La paternité du terme même de burn-out professionnel revient malgré tout à Herbert Freudenberger, psychanalyste allemand établi à New York. Il a introduit ce terme en 1971 pour décrire la perte d’enthousiasme de bénévoles consacrant leur temps à aider des usagers de drogues dures. Ces jeunes bénévoles travaillaient dans des « free clinics » pour toxicomanes et finissaient par se décourager, manifestant des troubles émotionnels comme des crises d’angoisse, et des symptômes physiques d’épuisement (endormissement, vertiges…). H. Freudenberger désigne par l’expression « burn-out syndrome » cet état d’épuisement émotionnel : « En tant que psychanalyste et praticien, écrit-il, je me suis rendu compte que les gens sont parfois victimes d’incendie, tout comme les immeubles. Sous la tension produite par la vie dans notre monde complexe, leurs ressources internes en viennent à se consumer comme sous l’action des flammes, ne laissant qu’un vide immense à l’intérieur, même si l’enveloppe externe semble plus ou moins intacte. »

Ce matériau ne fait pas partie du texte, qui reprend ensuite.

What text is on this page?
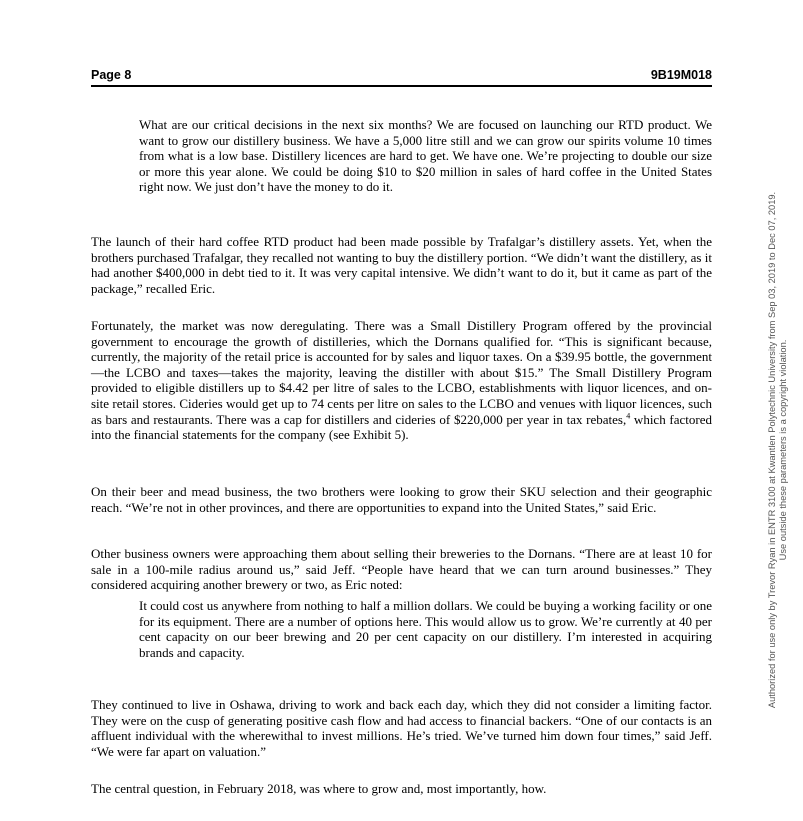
Page 8	9B19M018

What are our critical decisions in the next six months? We are focused on launching our RTD product. We want to grow our distillery business. We have a 5,000 litre still and we can grow our spirits volume 10 times from what is a low base. Distillery licences are hard to get. We have one. We’re projecting to double our size or more this year alone. We could be doing $10 to $20 million in sales of hard coffee in the United States right now. We just don’t have the money to do it.

The launch of their hard coffee RTD product had been made possible by Trafalgar’s distillery assets. Yet, when the brothers purchased Trafalgar, they recalled not wanting to buy the distillery portion. “We didn’t want the distillery, as it had another $400,000 in debt tied to it. It was very capital intensive. We didn’t want to do it, but it came as part of the package,” recalled Eric.

Fortunately, the market was now deregulating. There was a Small Distillery Program offered by the provincial government to encourage the growth of distilleries, which the Dornans qualified for. “This is significant because, currently, the majority of the retail price is accounted for by sales and liquor taxes. On a $39.95 bottle, the government—the LCBO and taxes—takes the majority, leaving the distiller with about $15.” The Small Distillery Program provided to eligible distillers up to $4.42 per litre of sales to the LCBO, establishments with liquor licences, and on-site retail stores. Cideries would get up to 74 cents per litre on sales to the LCBO and venues with liquor licences, such as bars and restaurants. There was a cap for distillers and cideries of $220,000 per year in tax rebates,$^4$ which factored into the financial statements for the company (see Exhibit 5).

On their beer and mead business, the two brothers were looking to grow their SKU selection and their geographic reach. “We’re not in other provinces, and there are opportunities to expand into the United States,” said Eric.

Other business owners were approaching them about selling their breweries to the Dornans. “There are at least 10 for sale in a 100-mile radius around us,” said Jeff. “People have heard that we can turn around businesses.” They considered acquiring another brewery or two, as Eric noted:

It could cost us anywhere from nothing to half a million dollars. We could be buying a working facility or one for its equipment. There are a number of options here. This would allow us to grow. We’re currently at 40 per cent capacity on our beer brewing and 20 per cent capacity on our distillery. I’m interested in acquiring brands and capacity.

They continued to live in Oshawa, driving to work and back each day, which they did not consider a limiting factor. They were on the cusp of generating positive cash flow and had access to financial backers. “One of our contacts is an affluent individual with the wherewithal to invest millions. He’s tried. We’ve turned him down four times,” said Jeff. “We were far apart on valuation.”

The central question, in February 2018, was where to grow and, most importantly, how.

Authorized for use only by Trevor Ryan in ENTR 3100 at Kwantlen Polytechnic University from Sep 03, 2019 to Dec 07, 2019. Use outside these parameters is a copyright violation.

C’est la psychologue américaine Christina Maslach qui, dans les années 1980, a analysé cet épuisement survenant en milieu professionnel.
La triade du burn-out
Les travaux de la psychologue Christina Maslach restent encore aujourd’hui, après plus de trente ans, la référence majeure sur le burn-out, considéré comme un état psychologique et physiologique résultant de l’accumulation, dans la durée, de facteurs de stress professionnels. La description du burn-out, élaborée par C. Maslach, est organisée en une triade de symptômes.

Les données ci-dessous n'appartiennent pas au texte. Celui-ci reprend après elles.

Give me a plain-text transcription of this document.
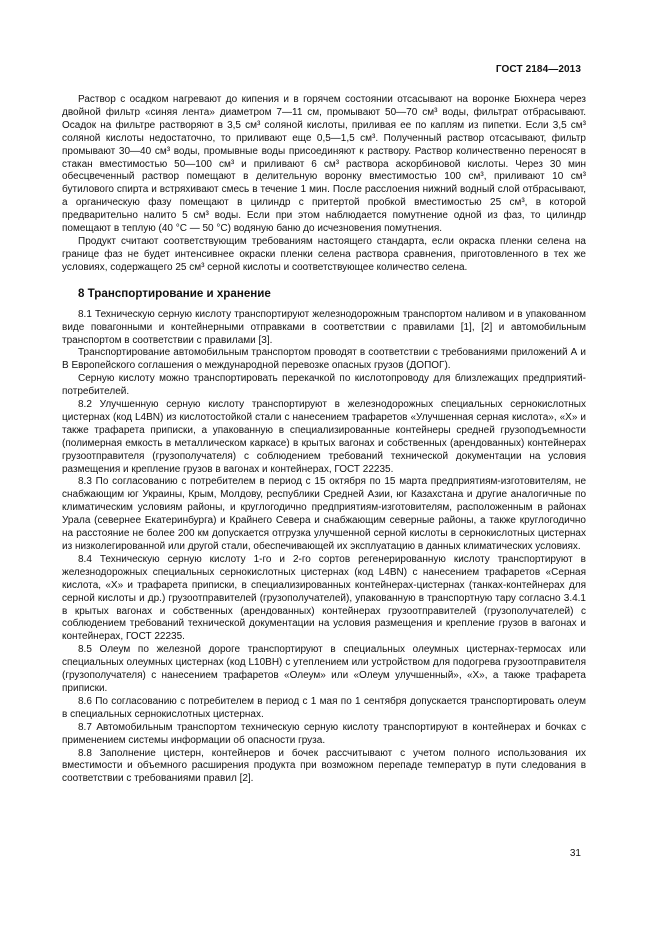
ГОСТ 2184—2013

Раствор с осадком нагревают до кипения и в горячем состоянии отсасывают на воронке Бюхнера через двойной фильтр «синяя лента» диаметром 7—11 см, промывают 50—70 см³ воды, фильтрат отбрасывают. Осадок на фильтре растворяют в 3,5 см³ соляной кислоты, приливая ее по каплям из пипетки. Если 3,5 см³ соляной кислоты недостаточно, то приливают еще 0,5—1,5 см³. Полученный раствор отсасывают, фильтр промывают 30—40 см³ воды, промывные воды присоединяют к раствору. Раствор количественно переносят в стакан вместимостью 50—100 см³ и приливают 6 см³ раствора аскорбиновой кислоты. Через 30 мин обесцвеченный раствор помещают в делительную воронку вместимостью 100 см³, приливают 10 см³ бутилового спирта и встряхивают смесь в течение 1 мин. После расслоения нижний водный слой отбрасывают, а органическую фазу помещают в цилиндр с притертой пробкой вместимостью 25 см³, в которой предварительно налито 5 см³ воды. Если при этом наблюдается помутнение одной из фаз, то цилиндр помещают в теплую (40 °С — 50 °С) водяную баню до исчезновения помутнения.

Продукт считают соответствующим требованиям настоящего стандарта, если окраска пленки селена на границе фаз не будет интенсивнее окраски пленки селена раствора сравнения, приготовленного в тех же условиях, содержащего 25 см³ серной кислоты и соответствующее количество селена.

8 Транспортирование и хранение

8.1 Техническую серную кислоту транспортируют железнодорожным транспортом наливом и в упакованном виде повагонными и контейнерными отправками в соответствии с правилами [1], [2] и автомобильным транспортом в соответствии с правилами [3].

Транспортирование автомобильным транспортом проводят в соответствии с требованиями приложений А и В Европейского соглашения о международной перевозке опасных грузов (ДОПОГ).

Серную кислоту можно транспортировать перекачкой по кислотопроводу для близлежащих предприятий-потребителей.

8.2 Улучшенную серную кислоту транспортируют в железнодорожных специальных сернокислотных цистернах (код L4BN) из кислотостойкой стали с нанесением трафаретов «Улучшенная серная кислота», «Х» и также трафарета приписки, а упакованную в специализированные контейнеры средней грузоподъемности (полимерная емкость в металлическом каркасе) в крытых вагонах и собственных (арендованных) контейнерах грузоотправителя (грузополучателя) с соблюдением требований технической документации на условия размещения и крепление грузов в вагонах и контейнерах, ГОСТ 22235.

8.3 По согласованию с потребителем в период с 15 октября по 15 марта предприятиям-изготовителям, не снабжающим юг Украины, Крым, Молдову, республики Средней Азии, юг Казахстана и другие аналогичные по климатическим условиям районы, и круглогодично предприятиям-изготовителям, расположенным в районах Урала (севернее Екатеринбурга) и Крайнего Севера и снабжающим северные районы, а также круглогодично на расстояние не более 200 км допускается отгрузка улучшенной серной кислоты в сернокислотных цистернах из низколегированной или другой стали, обеспечивающей их эксплуатацию в данных климатических условиях.

8.4 Техническую серную кислоту 1-го и 2-го сортов регенерированную кислоту транспортируют в железнодорожных специальных сернокислотных цистернах (код L4BN) с нанесением трафаретов «Серная кислота, «Х» и трафарета приписки, в специализированных контейнерах-цистернах (танках-контейнерах для серной кислоты и др.) грузоотправителей (грузополучателей), упакованную в транспортную тару согласно 3.4.1 в крытых вагонах и собственных (арендованных) контейнерах грузоотправителей (грузополучателей) с соблюдением требований технической документации на условия размещения и крепление грузов в вагонах и контейнерах, ГОСТ 22235.

8.5 Олеум по железной дороге транспортируют в специальных олеумных цистернах-термосах или специальных олеумных цистернах (код L10BH) с утеплением или устройством для подогрева грузоотправителя (грузополучателя) с нанесением трафаретов «Олеум» или «Олеум улучшенный», «Х», а также трафарета приписки.

8.6 По согласованию с потребителем в период с 1 мая по 1 сентября допускается транспортировать олеум в специальных сернокислотных цистернах.

8.7 Автомобильным транспортом техническую серную кислоту транспортируют в контейнерах и бочках с применением системы информации об опасности груза.

8.8 Заполнение цистерн, контейнеров и бочек рассчитывают с учетом полного использования их вместимости и объемного расширения продукта при возможном перепаде температур в пути следования в соответствии с требованиями правил [2].

31
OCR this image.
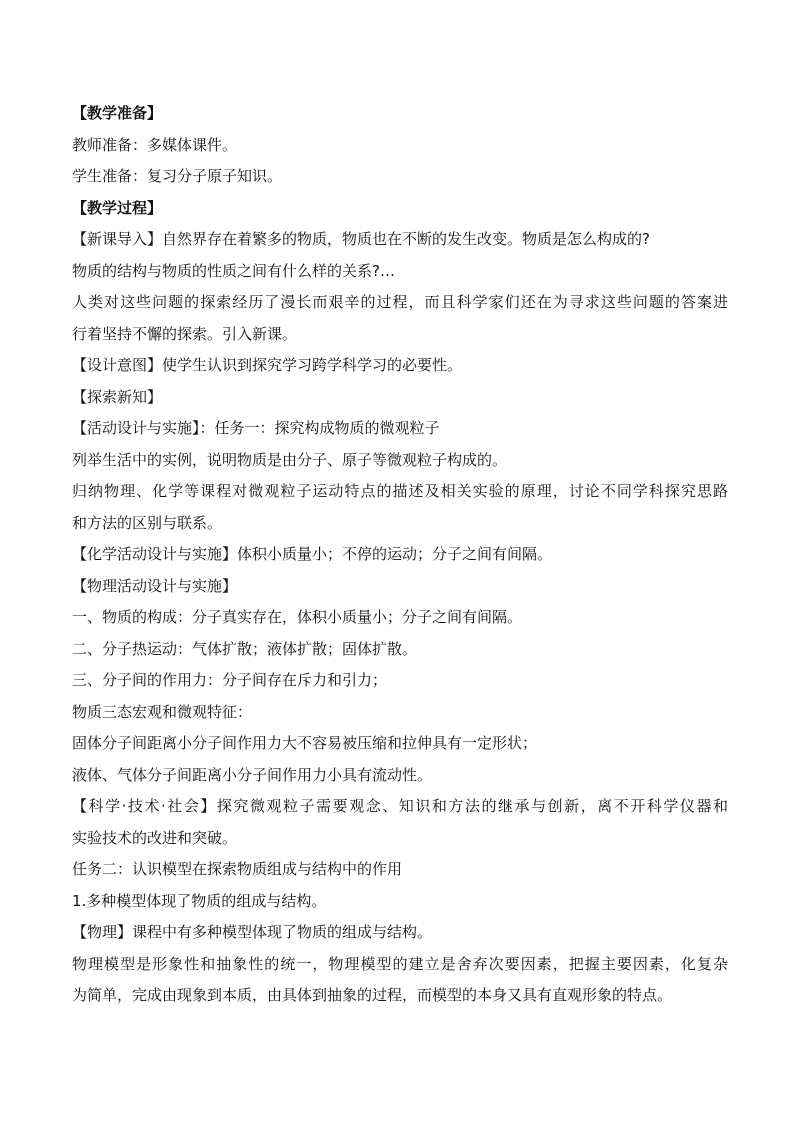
【教学准备】
教师准备：多媒体课件。
学生准备：复习分子原子知识。
【教学过程】
【新课导入】自然界存在着繁多的物质，物质也在不断的发生改变。物质是怎么构成的?
物质的结构与物质的性质之间有什么样的关系?…
人类对这些问题的探索经历了漫长而艰辛的过程，而且科学家们还在为寻求这些问题的答案进
行着坚持不懈的探索。引入新课。
【设计意图】使学生认识到探究学习跨学科学习的必要性。
【探索新知】
【活动设计与实施】：任务一：探究构成物质的微观粒子
列举生活中的实例，说明物质是由分子、原子等微观粒子构成的。
归纳物理、化学等课程对微观粒子运动特点的描述及相关实验的原理，讨论不同学科探究思路
和方法的区别与联系。
【化学活动设计与实施】体积小质量小；不停的运动；分子之间有间隔。
【物理活动设计与实施】
一、物质的构成：分子真实存在，体积小质量小；分子之间有间隔。
二、分子热运动：气体扩散；液体扩散；固体扩散。
三、分子间的作用力：分子间存在斥力和引力；
物质三态宏观和微观特征：
固体分子间距离小分子间作用力大不容易被压缩和拉伸具有一定形状；
液体、气体分子间距离小分子间作用力小具有流动性。
【科学·技术·社会】探究微观粒子需要观念、知识和方法的继承与创新，离不开科学仪器和
实验技术的改进和突破。
任务二：认识模型在探索物质组成与结构中的作用
1.多种模型体现了物质的组成与结构。
【物理】课程中有多种模型体现了物质的组成与结构。
物理模型是形象性和抽象性的统一，物理模型的建立是舍弃次要因素，把握主要因素，化复杂
为简单，完成由现象到本质，由具体到抽象的过程，而模型的本身又具有直观形象的特点。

• L’épuisement émotionnel, à savoir un état de fatigue physique et psychologique caractérisé par une absence quasi totale d’énergie émotionnelle qui se répercute sur la vitalité de l’individu. Celui-ci, trop engagé dans des activités professionnelles a épuisé peu à peu son « capital » énergie. Il se sent littéralement « vidé », « au bout du rouleau ». Ce manque d’énergie est d’autant plus néfaste que l’individu pense qu’il n’a aucun moyen à sa disposition pour « recharger ses batteries ».

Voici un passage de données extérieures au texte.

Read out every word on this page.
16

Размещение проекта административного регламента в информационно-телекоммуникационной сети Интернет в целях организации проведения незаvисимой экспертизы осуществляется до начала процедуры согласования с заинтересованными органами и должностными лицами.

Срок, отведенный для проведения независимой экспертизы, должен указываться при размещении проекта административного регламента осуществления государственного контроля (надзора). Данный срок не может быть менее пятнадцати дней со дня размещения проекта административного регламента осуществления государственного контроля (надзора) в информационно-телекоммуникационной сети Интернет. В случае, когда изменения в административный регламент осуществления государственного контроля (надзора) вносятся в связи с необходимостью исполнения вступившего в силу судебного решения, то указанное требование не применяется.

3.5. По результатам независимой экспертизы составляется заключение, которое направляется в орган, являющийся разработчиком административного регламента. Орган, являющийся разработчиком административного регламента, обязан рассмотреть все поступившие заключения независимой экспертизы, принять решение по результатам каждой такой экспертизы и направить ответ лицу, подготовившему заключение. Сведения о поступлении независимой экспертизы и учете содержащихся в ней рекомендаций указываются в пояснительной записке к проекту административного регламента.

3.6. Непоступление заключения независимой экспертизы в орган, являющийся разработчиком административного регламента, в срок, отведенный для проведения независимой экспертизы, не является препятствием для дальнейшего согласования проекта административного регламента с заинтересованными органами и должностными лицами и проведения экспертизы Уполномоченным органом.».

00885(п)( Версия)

• Un état qualifié de dépersonnalisation, ou plutôt de « déshumanisation » caractérisé par une attitude négative et détachée de la part de l’individu envers les personnes avec lesquelles il interagit dans le contexte professionnel (collègues, clients, usagers, patients, etc.). Il n’éprouve plus aucune empathie envers les autres, traités comme de simples « objets ». Cette « froideur » des relations interpersonnelles prend souvent la forme d’un cynisme.
• Une diminution du sens de l’accomplissement et de la réalisation de soi. L’individu porte un regard particulièrement négatif et dévalorisant sur la plupart de ses réalisations et accomplissements personnels et professionnels. Il est démotivé et son estime de soi s’en ressent. La perte de confiance en soi résultant de ce type d’attitude est associée à un vécu dépressif important et à une incapacité à faire face aux obligations professionnelles.
On voit bien que la traduction dans notre langue du terme burn-out en « épuisement professionnel » pose un sérieux problème. Car elle réduit le burnout à cette seule dimension, alors qu’on ne peut pas parler de burnout en l’absence des deux autres.
Une échelle de mesure développée par C. Maslach (le Maslach Burnout Inventory ou MBI) évalue chacune de ces trois dimensions en trois niveaux : faible, moyen, élevé. Mais le MBI ne peut être considéré comme un outil diagnostique, c’est un simple outil d’évaluation de l’intensité de symptômes.